Il Museo Nazionale del Cinema di Torino presenta SOUNDFRAMES. CINEMA E MUSICA IN MOSTRA, un progetto innovativo nato da un concept di Donata Pesenti Campagnoni e a cura di Grazia Paganelli e Stefano Boni. Co-curatore è Maurizio Pisani, direttore di SeeYouSound International Music Film Festival, giunto quest’anno alla sua quarta edizione e di cui la mostra è ideale prosecuzione e ampliamento. La mostra è dedicata a Gianni Rondolino.
SOUNDFRAMES è una mostra innovativa che racconta la trasversalità delle arti, le contaminazioni tra due diversi linguaggi artistici, il cinema e la musica, e ha caratteristiche completamente innovative rispetto al passato. Unica per eterogeneità e ricchezza delle proposte, usa la multimedialità come veicolo per offrire al pubblico una visita esperienziale immersiva e totale nell’universo del cinema e della musica, anche grazie alle cuffie wireless e a una tecnologia intelligente e avanzata. E’ una mostra viva, che tocca le corde emozionali dello spettatore e che segna un nuovo corso.
Il percorso di visita si sviluppa lungo la rampa elicoidale: 9 aree tematiche, oltre 130 sequenze di film proiettate su 60 schermi per un totale di 90 metri di proiezione lineare, quasi a formare un film ideale che racconta i mille modi in cui la musica e le immagini del cinema si sono incontrate nel corso di oltre un secolo. Il percorso è duplice: cronologico e tematico.
Si parte dal cinema muto, prima espressione del rapporto tra le due arti. Qui la musica veniva eseguita durante le proiezioni: il pianista improvvisava per coprire il fastidioso rumore del proiettore. Solo in seguito i registi si sono resi conto che potevano spingersi oltre e creare qualcosa di nuovo. È qui che la musica inizia a sottolineare il potere delle immagini.
Il passaggio successivo è il musical, che nasce quasi subito dopo l’avvento del sonoro: lo sviluppo narrativo e drammaturgico della vicenda è strutturato su canzoni e danze. Da qui in poi il precorso cronologico si fonde con quelli tematici. A partire dalla sezione dedicata ai grandi compositori, che mette in luce come questi abbiano imposto al sistema produttivo hollywoodiano le partiture originali: la musica traduce le emozioni e nascono le colonne sonore.

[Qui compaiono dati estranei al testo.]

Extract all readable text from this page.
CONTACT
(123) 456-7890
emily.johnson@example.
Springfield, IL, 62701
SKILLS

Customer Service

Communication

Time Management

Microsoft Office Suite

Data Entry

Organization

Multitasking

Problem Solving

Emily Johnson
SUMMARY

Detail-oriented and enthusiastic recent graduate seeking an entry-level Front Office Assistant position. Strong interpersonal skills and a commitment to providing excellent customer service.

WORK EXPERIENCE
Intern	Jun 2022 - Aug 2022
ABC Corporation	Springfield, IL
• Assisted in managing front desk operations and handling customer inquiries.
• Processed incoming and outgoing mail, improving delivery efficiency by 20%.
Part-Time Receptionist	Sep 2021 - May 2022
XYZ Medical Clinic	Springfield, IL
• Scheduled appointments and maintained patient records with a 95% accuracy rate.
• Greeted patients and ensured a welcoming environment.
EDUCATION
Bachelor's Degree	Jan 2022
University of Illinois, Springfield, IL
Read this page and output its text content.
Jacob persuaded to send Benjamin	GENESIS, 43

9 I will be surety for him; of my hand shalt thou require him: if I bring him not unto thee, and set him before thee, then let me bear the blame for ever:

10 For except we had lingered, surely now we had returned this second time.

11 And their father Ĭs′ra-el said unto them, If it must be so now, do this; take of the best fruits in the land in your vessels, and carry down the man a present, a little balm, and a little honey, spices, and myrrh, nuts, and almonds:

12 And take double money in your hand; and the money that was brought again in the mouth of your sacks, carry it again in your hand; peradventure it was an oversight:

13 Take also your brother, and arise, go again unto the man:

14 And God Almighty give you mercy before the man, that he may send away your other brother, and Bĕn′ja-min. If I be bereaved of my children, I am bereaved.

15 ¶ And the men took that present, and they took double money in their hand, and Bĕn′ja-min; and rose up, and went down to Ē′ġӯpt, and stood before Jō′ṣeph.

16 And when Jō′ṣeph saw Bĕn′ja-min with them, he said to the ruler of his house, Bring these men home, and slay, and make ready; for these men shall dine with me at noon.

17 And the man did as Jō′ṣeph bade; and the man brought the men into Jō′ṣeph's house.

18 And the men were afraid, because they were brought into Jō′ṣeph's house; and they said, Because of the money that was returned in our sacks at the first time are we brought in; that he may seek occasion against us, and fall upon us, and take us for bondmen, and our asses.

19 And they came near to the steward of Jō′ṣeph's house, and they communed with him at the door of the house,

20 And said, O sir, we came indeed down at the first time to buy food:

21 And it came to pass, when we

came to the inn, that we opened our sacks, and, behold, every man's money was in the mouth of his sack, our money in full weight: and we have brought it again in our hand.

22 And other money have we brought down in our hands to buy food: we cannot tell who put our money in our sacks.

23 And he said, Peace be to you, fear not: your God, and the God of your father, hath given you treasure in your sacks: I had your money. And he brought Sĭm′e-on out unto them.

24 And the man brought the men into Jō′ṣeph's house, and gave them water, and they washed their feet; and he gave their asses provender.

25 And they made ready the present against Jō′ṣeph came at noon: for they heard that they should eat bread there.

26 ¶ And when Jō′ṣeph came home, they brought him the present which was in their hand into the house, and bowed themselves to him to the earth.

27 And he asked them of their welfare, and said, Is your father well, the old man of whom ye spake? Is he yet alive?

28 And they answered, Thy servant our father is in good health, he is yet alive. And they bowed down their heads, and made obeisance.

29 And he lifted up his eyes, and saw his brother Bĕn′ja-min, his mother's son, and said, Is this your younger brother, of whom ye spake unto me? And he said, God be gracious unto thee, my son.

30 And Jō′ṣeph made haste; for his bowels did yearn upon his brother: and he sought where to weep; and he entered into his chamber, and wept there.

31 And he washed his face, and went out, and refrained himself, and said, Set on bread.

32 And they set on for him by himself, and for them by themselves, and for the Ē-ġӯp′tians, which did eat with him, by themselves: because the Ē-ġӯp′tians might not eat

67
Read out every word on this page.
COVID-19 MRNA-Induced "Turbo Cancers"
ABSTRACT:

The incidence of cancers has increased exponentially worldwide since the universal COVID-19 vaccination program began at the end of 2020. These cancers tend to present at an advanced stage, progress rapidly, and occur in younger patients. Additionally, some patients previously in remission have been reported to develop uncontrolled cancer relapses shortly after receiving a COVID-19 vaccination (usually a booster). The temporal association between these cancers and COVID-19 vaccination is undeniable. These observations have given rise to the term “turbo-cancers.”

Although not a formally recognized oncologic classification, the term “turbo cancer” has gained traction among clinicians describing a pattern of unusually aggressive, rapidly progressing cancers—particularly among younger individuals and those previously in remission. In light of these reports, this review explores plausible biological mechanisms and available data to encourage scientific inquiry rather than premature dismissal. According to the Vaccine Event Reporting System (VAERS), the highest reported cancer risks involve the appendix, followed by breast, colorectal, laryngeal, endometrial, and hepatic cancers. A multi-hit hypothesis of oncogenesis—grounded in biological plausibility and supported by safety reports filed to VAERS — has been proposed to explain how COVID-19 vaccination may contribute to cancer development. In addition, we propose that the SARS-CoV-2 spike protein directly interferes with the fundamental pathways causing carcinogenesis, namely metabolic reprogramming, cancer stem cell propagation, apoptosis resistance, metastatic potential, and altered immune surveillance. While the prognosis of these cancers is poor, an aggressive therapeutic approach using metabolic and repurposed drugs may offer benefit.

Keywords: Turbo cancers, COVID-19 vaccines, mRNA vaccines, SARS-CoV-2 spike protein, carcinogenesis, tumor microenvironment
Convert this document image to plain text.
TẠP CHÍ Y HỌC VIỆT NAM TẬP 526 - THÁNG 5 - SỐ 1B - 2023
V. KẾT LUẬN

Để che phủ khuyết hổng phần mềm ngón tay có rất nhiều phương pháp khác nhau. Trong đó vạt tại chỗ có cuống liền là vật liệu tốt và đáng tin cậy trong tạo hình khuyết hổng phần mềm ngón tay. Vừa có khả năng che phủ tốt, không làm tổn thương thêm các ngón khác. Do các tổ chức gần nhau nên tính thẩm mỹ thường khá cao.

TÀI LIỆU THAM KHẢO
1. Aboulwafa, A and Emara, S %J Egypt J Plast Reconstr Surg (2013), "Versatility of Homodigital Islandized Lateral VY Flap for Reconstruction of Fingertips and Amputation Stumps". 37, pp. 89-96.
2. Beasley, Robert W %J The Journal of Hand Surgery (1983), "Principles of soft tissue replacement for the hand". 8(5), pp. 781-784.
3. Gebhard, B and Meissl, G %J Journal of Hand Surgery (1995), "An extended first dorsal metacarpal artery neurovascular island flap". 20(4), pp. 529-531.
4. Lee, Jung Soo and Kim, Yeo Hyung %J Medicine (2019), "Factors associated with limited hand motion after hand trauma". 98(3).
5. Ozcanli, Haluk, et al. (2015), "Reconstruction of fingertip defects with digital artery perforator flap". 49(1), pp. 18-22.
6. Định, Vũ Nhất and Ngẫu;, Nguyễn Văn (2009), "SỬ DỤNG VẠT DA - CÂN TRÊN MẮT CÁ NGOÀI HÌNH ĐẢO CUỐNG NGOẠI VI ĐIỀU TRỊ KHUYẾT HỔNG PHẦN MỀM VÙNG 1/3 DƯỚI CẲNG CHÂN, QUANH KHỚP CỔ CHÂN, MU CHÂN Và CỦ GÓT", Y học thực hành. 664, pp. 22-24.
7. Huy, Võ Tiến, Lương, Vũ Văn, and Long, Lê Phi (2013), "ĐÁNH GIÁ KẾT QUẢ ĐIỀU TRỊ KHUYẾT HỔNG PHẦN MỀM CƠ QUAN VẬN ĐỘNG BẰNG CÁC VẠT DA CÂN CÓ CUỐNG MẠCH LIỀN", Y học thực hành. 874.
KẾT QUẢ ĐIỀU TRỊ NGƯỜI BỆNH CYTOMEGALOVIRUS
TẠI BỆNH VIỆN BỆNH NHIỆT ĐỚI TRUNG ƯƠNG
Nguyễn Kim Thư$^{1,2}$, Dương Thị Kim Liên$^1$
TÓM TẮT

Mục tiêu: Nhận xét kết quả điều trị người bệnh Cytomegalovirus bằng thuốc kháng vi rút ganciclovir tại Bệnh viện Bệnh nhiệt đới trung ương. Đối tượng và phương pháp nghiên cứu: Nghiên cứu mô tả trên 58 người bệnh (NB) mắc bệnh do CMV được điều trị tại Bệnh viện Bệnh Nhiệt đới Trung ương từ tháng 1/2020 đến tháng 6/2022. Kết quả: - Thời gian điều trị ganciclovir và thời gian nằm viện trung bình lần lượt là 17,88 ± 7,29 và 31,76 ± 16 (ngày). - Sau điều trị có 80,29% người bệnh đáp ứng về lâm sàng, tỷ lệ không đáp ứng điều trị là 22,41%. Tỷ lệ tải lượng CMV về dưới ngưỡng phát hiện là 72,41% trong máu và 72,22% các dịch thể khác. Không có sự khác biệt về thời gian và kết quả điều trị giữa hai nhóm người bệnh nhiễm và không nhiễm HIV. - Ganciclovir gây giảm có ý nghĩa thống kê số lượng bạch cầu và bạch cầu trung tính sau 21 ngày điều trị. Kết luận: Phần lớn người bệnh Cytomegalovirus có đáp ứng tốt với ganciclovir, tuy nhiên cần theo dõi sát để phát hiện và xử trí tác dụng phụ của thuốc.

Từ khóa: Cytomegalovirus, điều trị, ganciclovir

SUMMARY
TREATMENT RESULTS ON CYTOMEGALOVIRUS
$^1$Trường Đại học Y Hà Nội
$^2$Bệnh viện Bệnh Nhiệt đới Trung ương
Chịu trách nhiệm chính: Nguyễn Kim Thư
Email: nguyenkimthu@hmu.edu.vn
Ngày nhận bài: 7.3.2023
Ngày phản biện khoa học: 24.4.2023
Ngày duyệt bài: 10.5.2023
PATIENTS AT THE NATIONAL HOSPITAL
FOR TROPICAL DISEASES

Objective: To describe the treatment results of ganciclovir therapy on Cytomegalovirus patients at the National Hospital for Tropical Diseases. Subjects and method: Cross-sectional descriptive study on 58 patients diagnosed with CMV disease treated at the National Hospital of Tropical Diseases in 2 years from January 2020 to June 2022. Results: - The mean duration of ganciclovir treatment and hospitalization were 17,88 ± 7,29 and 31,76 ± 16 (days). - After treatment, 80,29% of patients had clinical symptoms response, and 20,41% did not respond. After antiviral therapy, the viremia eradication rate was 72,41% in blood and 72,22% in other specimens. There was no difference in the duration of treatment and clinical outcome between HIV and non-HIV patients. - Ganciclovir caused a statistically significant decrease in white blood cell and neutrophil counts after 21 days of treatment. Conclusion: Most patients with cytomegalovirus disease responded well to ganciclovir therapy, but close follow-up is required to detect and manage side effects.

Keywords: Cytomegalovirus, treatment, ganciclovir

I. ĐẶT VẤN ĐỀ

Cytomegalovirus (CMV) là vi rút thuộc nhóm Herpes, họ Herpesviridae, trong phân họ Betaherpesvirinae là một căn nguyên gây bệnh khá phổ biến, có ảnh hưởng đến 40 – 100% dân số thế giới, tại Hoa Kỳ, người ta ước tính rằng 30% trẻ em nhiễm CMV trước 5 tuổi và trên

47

Alcuni autori, invece, riconoscono nella musica la facoltà di essere molto più di un mero accompagnamento delle immagini, caricandola di senso e di una funzione più complessa rispetto al passato. Nella sezione dedicata al cinema d’autore si racconta questo particolare rapporto che si sviluppa tra nouvelle vague e New Hollywood.
Il documentario musicale si impone come genere narrativo negli anni ’60 con l’arrivo del rock e dei registi indipendenti. Nuove declinazioni di cinema di finzione in rapporto alla musica sono il biopic (film biografici che ricostruiscono momenti salienti della vita e dell’opera di artisti) e i film musicali, capaci di inventarsi vite immaginarie dentro i molteplici mondi della musica.
L’horror è il genere cinematografico che maggiormente ha saputo sfruttare l’aspetto inquietante che la musica conferisce alle immagini, amplificandone le sensazioni.
La sezione dedicata al magico accordo racconta come, a partire dagli anni Cinquanta, l’industria del cinema e quella discografica si sono reciprocamente sostenute e valorizzate, con l’obiettivo di raggiungere nuovi target commerciali.
Con la progressiva diffusione della televisione e la conseguente perdita di centralità della radio, l’industria discografica utilizza come strumento di promozione una nuova forma di audiovisivo, il videoclip. Molti i registi di cinema che vi si sono dedicati, a sottolineare ancora una volta la loro vicinanza formale e produttiva alla musica. Il videoclip è diventato una forma di cinema a tutti gli effetti, che negli anni recenti ha sperimentato frontiere sempre più estreme.
L’ultima parte del percorso, in cima alla rampa elicoidale, propone sei stanze interattive, a completamento di un viaggio emotivo nell’universo musicale del cinema, dove si può essere parte attiva nel gioco di interazione tra la musica e la Settima Arte. Infine al culmine dell’immersione nella mostra, il visitatore conclude l’esperienza entrando nell’ultima stanza, dove si congeda al cospetto dell’immagine in assoluto silenzio.